The assumption that the serial interval is the sum of incubation (or latent) period and infectious period seems to hold only when the infectious period is exponentially distributed for a constant transmission rate. For a wider application, one has to calculate the disease age at transmission that leads to a correct serial interval for a given distribution of the infectious period. We believe this is an important point and potentially unjustified assumptions in subsequent model iterations may result in providing outbreak responders with inaccurate projections on the characteristics of disease transmission.

Table 1. Time to infection since symptom onset under infectious period with different distributions.

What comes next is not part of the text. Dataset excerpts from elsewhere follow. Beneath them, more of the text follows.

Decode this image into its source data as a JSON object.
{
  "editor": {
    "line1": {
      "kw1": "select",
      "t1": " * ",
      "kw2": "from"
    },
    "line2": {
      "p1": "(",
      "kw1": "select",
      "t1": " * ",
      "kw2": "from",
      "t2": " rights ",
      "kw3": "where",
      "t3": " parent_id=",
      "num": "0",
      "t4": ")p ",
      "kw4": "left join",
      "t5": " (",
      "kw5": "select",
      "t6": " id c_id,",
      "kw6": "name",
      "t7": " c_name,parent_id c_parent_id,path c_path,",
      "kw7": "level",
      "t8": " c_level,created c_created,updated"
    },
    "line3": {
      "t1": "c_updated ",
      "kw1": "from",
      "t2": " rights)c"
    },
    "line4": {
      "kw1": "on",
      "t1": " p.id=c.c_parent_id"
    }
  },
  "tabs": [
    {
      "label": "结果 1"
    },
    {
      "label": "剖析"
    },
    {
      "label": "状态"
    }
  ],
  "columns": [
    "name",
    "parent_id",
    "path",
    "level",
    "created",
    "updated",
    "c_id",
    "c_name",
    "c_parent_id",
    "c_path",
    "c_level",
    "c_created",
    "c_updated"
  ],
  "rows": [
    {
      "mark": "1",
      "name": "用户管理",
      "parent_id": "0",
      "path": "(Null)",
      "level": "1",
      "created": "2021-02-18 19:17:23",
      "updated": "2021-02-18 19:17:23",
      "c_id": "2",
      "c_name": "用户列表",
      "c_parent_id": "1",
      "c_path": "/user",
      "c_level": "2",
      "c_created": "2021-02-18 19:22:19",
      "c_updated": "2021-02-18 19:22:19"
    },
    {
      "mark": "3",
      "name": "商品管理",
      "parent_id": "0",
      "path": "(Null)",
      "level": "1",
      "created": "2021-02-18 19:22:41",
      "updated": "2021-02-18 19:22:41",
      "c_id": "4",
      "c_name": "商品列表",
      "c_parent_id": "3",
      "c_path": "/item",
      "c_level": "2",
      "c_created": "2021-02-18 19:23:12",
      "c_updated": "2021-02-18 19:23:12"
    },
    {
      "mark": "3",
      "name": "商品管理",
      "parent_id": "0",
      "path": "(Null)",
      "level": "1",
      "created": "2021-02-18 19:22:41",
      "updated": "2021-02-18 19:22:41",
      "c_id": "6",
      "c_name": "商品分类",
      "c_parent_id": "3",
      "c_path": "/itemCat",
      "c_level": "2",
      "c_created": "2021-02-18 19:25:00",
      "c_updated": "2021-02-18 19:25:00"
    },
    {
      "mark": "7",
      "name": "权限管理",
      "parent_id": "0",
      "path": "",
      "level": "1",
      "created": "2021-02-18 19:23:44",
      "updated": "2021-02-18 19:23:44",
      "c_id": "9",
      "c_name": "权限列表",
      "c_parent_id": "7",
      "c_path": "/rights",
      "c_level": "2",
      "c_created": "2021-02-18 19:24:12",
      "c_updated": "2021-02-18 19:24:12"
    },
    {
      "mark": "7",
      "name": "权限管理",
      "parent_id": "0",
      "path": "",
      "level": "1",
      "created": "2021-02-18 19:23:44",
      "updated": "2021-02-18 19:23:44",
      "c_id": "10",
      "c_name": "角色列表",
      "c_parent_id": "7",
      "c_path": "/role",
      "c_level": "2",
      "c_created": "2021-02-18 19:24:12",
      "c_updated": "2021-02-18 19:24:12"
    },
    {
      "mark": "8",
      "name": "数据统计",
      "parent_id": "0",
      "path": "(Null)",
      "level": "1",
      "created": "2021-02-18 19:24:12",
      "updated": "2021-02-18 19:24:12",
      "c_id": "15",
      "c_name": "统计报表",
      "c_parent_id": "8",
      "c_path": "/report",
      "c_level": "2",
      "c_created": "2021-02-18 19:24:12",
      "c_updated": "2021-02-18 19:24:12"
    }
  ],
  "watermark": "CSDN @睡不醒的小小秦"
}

Table 1. Time to infection since symptom onset under infectious period with different distributions.
Infectious period Time to transmission (disease age)
Distribution Expectation Sample mean‡ [\(2.5^{th}\), \(97.5^{th}\) percentile] Expectation§
Exponential 5 5 5
Gamma(2,5/2)¶ 5 3.73 [3.75, 3.71] 3.75
Uniform(0,10) 5 3.34 [3.32, 3.35] 3.33
Weibull(2,5/2) 5 3.17 [3.16, 3.19] 3.18
Lognormal(2,5/2) 5 2.90 [2.89, 2.91] 2.90
Constant at 5 5 2.51 [2.49, 2.52] 2.50

Footnotes *Taking statistical distribution into account, we can write the serial interval at time \(t\) as the convolution of the distributions of disease age, \(g\), and incubation period, \(f\): \(s(t)= \int_0^t g(t-\tau)f(\tau)\textrm{d}\tau\). † Interestingly, the Wikipedia article says that the length of a serial interval is equal to the sum of incubation period and the half of the infectious period 7. ‡To simulate disease age, we drew a random infectious period from each distribution and let transmission occur at a constant probability with R0 of 2.2 over the infectious period. We repeated the process 100000 times to calculate a mean and a \(2.5^{th}\) and \(95^{th}\) percentiles. §The probability density function for the disease age at transmission at time \(t\) may be obtained by \(g(t) = \frac{P(X>t)}{∫_0^∞ P(X>t)dt} ~\textrm{for}~ t∈(0,+∞)\) for infectious period \(X\). The expected value can then be calculated as \(\int_0^{\infty} t g(t)\textrm{d}t\). ¶Gamma(shape, rate). This distribution can be produced by assuming two successive compartments with the exit rate of 2/5.